The accepted answer to this question is good! However, I thought I would supplement it with some R code showing how to do the bivariate inverse sampling correctly with the distribution provided in the original question. I hope this helps future readers of this question.

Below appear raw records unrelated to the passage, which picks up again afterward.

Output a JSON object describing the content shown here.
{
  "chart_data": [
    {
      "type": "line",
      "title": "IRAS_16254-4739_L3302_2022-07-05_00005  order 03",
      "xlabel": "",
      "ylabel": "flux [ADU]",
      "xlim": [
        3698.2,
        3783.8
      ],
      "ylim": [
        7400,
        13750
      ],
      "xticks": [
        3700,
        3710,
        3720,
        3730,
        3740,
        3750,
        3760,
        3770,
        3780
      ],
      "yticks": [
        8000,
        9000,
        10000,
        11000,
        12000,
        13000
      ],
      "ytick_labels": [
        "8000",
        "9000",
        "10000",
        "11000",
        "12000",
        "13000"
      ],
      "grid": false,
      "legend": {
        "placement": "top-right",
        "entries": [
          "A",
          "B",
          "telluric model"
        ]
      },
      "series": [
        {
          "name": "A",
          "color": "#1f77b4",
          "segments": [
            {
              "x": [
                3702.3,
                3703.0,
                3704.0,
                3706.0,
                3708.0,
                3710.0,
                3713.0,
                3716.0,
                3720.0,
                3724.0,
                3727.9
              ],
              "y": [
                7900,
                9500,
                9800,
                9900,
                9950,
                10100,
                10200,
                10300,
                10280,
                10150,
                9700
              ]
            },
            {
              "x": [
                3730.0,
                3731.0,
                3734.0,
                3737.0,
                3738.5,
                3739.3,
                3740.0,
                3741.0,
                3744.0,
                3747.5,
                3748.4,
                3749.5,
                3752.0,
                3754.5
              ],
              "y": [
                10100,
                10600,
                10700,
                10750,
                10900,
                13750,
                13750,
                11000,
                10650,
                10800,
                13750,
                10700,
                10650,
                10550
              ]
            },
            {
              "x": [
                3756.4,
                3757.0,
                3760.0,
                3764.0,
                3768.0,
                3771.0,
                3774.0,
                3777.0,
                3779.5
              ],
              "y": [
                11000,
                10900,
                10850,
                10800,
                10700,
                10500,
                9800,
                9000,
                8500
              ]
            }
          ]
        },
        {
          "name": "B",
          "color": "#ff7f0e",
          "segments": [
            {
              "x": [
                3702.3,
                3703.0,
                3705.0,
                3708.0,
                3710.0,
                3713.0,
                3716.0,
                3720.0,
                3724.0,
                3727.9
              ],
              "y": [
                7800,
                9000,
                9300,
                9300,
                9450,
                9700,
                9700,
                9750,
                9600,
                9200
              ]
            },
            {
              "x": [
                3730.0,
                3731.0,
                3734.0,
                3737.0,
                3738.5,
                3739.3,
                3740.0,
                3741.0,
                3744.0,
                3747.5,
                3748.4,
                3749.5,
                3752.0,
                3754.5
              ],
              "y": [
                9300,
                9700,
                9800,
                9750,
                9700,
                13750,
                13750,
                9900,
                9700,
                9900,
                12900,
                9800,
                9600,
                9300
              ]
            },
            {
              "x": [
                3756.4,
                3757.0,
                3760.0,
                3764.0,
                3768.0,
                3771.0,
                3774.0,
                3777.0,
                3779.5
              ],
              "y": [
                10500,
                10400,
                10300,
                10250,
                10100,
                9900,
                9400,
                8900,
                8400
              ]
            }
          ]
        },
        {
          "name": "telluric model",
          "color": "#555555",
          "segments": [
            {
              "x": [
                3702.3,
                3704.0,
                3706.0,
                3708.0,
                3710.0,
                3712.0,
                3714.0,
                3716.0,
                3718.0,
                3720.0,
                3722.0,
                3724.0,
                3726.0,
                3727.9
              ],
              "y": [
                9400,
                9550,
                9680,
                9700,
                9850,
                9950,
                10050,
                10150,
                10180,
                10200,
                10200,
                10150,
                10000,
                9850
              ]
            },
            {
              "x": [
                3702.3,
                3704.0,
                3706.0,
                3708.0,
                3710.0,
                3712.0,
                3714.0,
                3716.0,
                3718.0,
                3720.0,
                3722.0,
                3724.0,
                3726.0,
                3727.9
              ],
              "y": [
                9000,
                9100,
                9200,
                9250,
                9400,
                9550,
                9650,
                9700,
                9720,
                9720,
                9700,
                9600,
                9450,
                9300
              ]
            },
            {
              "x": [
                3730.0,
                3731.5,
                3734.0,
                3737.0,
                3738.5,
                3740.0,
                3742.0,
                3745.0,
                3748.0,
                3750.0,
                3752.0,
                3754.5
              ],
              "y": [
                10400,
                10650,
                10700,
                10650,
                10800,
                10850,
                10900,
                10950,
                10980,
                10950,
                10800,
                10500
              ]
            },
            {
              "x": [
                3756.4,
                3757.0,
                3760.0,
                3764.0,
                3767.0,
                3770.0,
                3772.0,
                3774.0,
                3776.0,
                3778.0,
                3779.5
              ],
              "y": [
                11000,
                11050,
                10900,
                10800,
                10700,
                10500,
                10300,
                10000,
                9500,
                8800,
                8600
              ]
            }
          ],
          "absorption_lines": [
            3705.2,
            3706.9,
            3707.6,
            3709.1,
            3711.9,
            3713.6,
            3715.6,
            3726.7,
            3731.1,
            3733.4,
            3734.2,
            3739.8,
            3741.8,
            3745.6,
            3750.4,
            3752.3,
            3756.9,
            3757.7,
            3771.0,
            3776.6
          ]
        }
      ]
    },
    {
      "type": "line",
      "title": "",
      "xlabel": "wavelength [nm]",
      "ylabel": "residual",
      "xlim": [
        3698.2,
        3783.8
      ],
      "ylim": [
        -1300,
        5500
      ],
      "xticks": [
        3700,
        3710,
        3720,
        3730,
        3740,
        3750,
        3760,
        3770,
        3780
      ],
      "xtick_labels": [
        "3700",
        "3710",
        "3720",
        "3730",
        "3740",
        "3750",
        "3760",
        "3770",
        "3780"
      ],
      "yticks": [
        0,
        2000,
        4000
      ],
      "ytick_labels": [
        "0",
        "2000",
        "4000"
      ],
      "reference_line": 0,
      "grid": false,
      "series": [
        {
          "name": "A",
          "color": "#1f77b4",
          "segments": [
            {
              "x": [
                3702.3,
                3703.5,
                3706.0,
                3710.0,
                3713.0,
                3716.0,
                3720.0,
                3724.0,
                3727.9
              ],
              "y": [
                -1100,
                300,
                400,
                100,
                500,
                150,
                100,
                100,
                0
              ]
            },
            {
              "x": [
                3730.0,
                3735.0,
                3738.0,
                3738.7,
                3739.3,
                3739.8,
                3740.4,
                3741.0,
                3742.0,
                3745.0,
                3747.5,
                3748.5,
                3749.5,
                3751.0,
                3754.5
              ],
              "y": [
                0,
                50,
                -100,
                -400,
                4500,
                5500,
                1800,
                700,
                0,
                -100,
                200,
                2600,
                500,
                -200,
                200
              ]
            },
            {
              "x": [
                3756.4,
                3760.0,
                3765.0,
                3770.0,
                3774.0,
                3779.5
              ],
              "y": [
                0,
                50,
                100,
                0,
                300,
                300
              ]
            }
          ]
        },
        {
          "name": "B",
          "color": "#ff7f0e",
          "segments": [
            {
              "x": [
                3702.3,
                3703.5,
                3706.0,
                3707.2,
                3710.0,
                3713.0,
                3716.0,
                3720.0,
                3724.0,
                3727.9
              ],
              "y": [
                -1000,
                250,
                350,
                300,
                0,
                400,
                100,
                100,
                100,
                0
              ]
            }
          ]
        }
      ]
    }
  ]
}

# Bivariate Inverse Transformation Sampling

# Provided Bivariate Distribution
dis<-function(x,y){(4/11)*(2+x+2*y-3*x*y)}
dis<-Vectorize(dis)

# Heatmap of the true bivariate distribution
library(ggplot2)
data<-expand.grid(X=seq(0,1,0.01),Y=seq(0,1,0.01))
data$Z<-dis(data$X,data$Y)
ggplot(data, aes(X, Y, fill= Z)) + 
  geom_tile() +
  scale_fill_distiller(palette = "RdYlGn") + coord_fixed() +
  theme_bw()

# Now, note that we can find the marginal of X by just integrating y from 0 to 1
margX<-function(x){(-2/11)*(-6 + x)}
# Then, find the marginal cdf of X by integrating from 0 to x
margxcdf<-function(x){-1/11 * (-12 + x) * x}

# Then, using the marginal of X we can get the conditional distribution of Y|X by dividing the joint by the marginal
# Then integrate that with respect to y to get the conditional CDF of Y|X. (I did this in wolfram alpha)
condcdfY_X<-function(y,x){(y*(-2*(2 + y) + x*(-2 + 3*y)))/(-6 + x)}

# Now we can use inverse sampling to get the desired result. First, find the inverse of margXcdf and condcdfY_X
# I used wolfram alpha to solve for the inverse of the conditional (note: it has to be explicitly defined at x=2/3. See wolfram alpha for details)
margXcdf_inv<-Vectorize(function(u){6 - sqrt(36 - 11*u)})
condcdfY_X_Inv<-Vectorize(function(z,x){ifelse(x!=2/3,(2 + x - sqrt(4 + x*(4 - 20*z) + 12*z + (x^2)*(1 + 3*z)))/(-2 + 3*x),z)})

# Now to get a random sample from a uniform[0,1] for X & transform it
Xs<-runif(1000000)
Xs<-margXcdf_inv(Xs)

# Now to get a random sample from a uniform[0,1] for y 
Ys<-runif(1000000)
Ys<-condcdfY_X_Inv(Ys,Xs)

samples<-data.frame(X=Xs,Y=Ys)

# Now to plot the estimated bivariate distribution (using kernel density estimation) using the samples
library(MASS)
library(ggplotify)
library(gridExtra)
test<-kde2d(Xs,Ys,n=100)
hm_col_scale<-colorRampPalette(c("black","darkgreen","green","yellow","red"))(1000)
p1<-as.ggplot(~image(test$z,  
      col = hm_col_scale,
      zlim=c(min(test$z), max(test$z))))

p2<-ggplot(data, aes(X, Y, fill= Z)) + 
  geom_tile() +
  scale_fill_distiller(palette = "RdYlGn") +
  theme_bw()

grid.arrange(p1 + coord_fixed(),p2 + coord_fixed(),nrow=1)

Here are the final images produced by the code above: R code Final Images comparing sample distribution to true distribution

As you can see, the suggested solution by the accepted answer works correctly.